The heightened wildfire activity has kept the burn unit consistently busy, and seasonal lulls in patient volume have largely disappeared. But the COVID-19 pandemic hasn’t yet been much of a factor in the burn unit’s operations.
“We just saw shifting to more cooking burns and people doing things they don’t normally do. So the service has kept busy,” Palmieri said. She said that so far, the SARS-CoV-2 virus hasn’t disrupted surgical plans, though that is a potential concern.
Critical care pharmacist Sierra Young said the census in he hospital’s medical intensive care unit (MICU) has grown because of the pandemic and kept the pharmacists busy.
“It did become challenging with the wildfires and the pandemic when we had a high census in the burn ICU as well as our MICU populations and surgical ICU,” Young said. “So it doesn’t really seem that any service is really slowing down in the hospital.”
Coping with multiple ongoing emergencies takes a toll on the burn center’s staff.
“It’s been a long haul,” Parker said, adding that the pandemic has “kiboshed” many of the social outlets people normally use outside of work to stay resilient.

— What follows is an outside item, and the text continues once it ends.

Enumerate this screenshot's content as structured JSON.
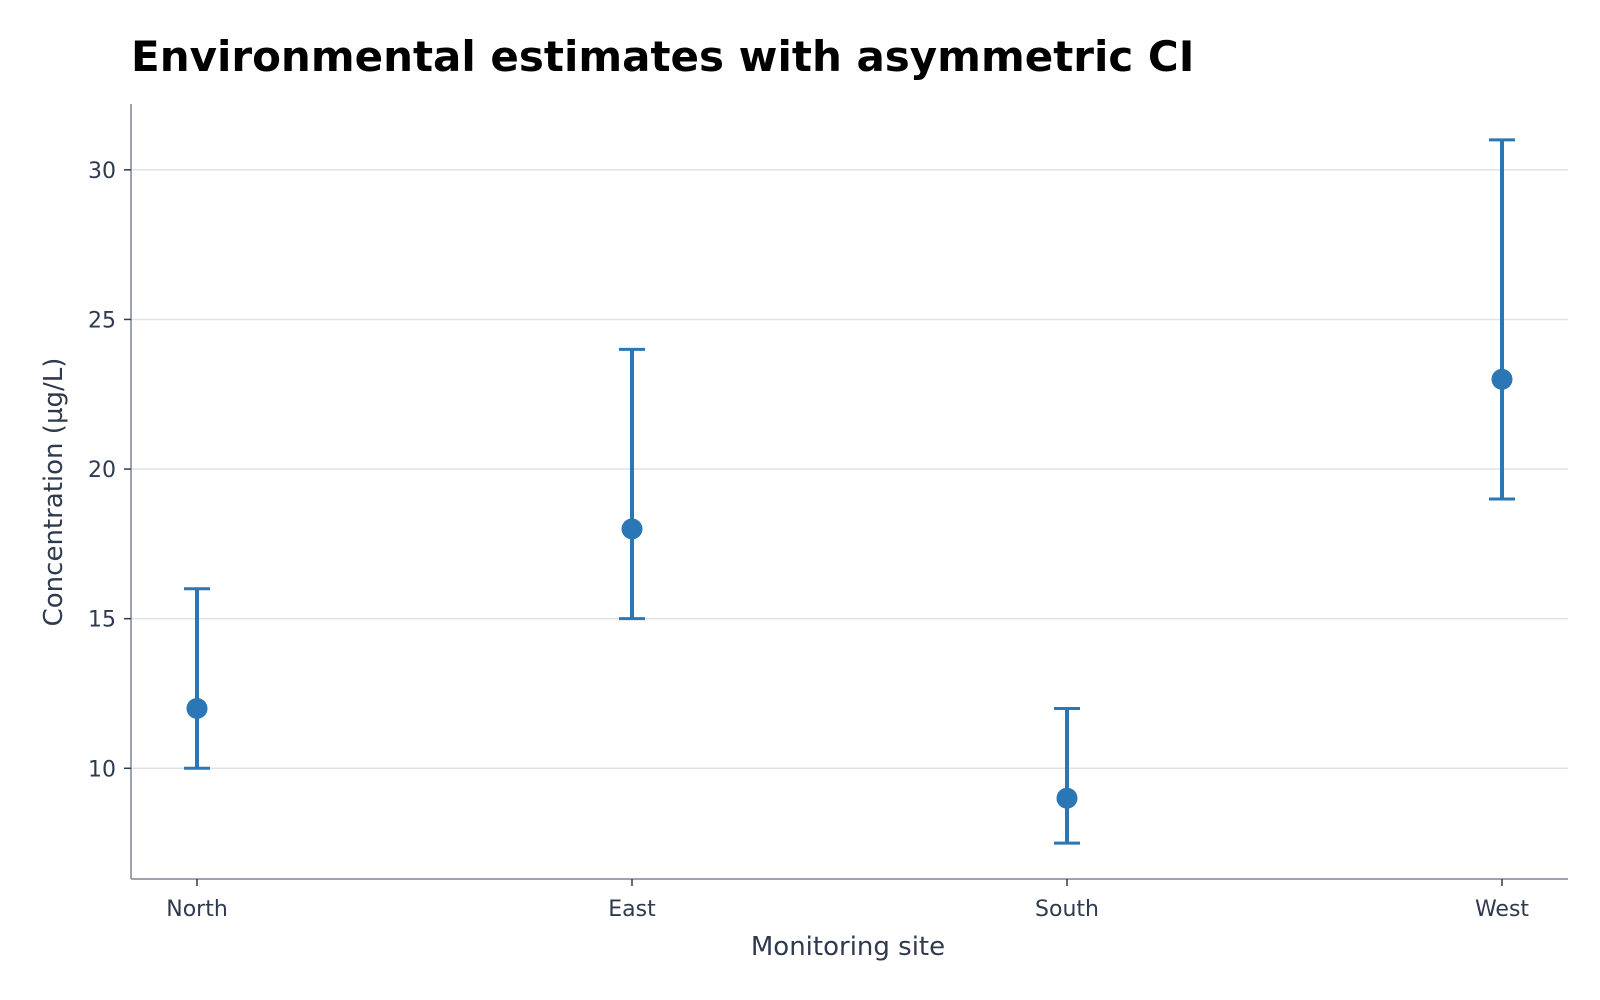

Palmieri said that because patients with severe burns require lengthy hospital stays, the team members are able to plan ahead, mentally prepare for the workload, and support each other over the long haul.
“We know, when one or two people with 60% burns come in, ... we’re going to be busy for 3–4 months,” she said. “So we try and give people a strategic break.”
Sterling said the burn service tends to attract clinicians in all disciplines who are passionate about the specialty and thrive as a team despite the exhausting work.
In the end, it’s all about helping the patients.
“The physicians actually follow the burn patients after the discharge for months,” Palmieri said. She said seeing someone who was near death three months ago smiling and living a normal life is indescribable.
“And having little kid come up to you and give you a hug — or, conversely cry, when he sees you — those are good feelings. And just seeing those people like that, it validates what we do here,” she said.
[This news story appears in the December 15, 2020, issue of AJHP.]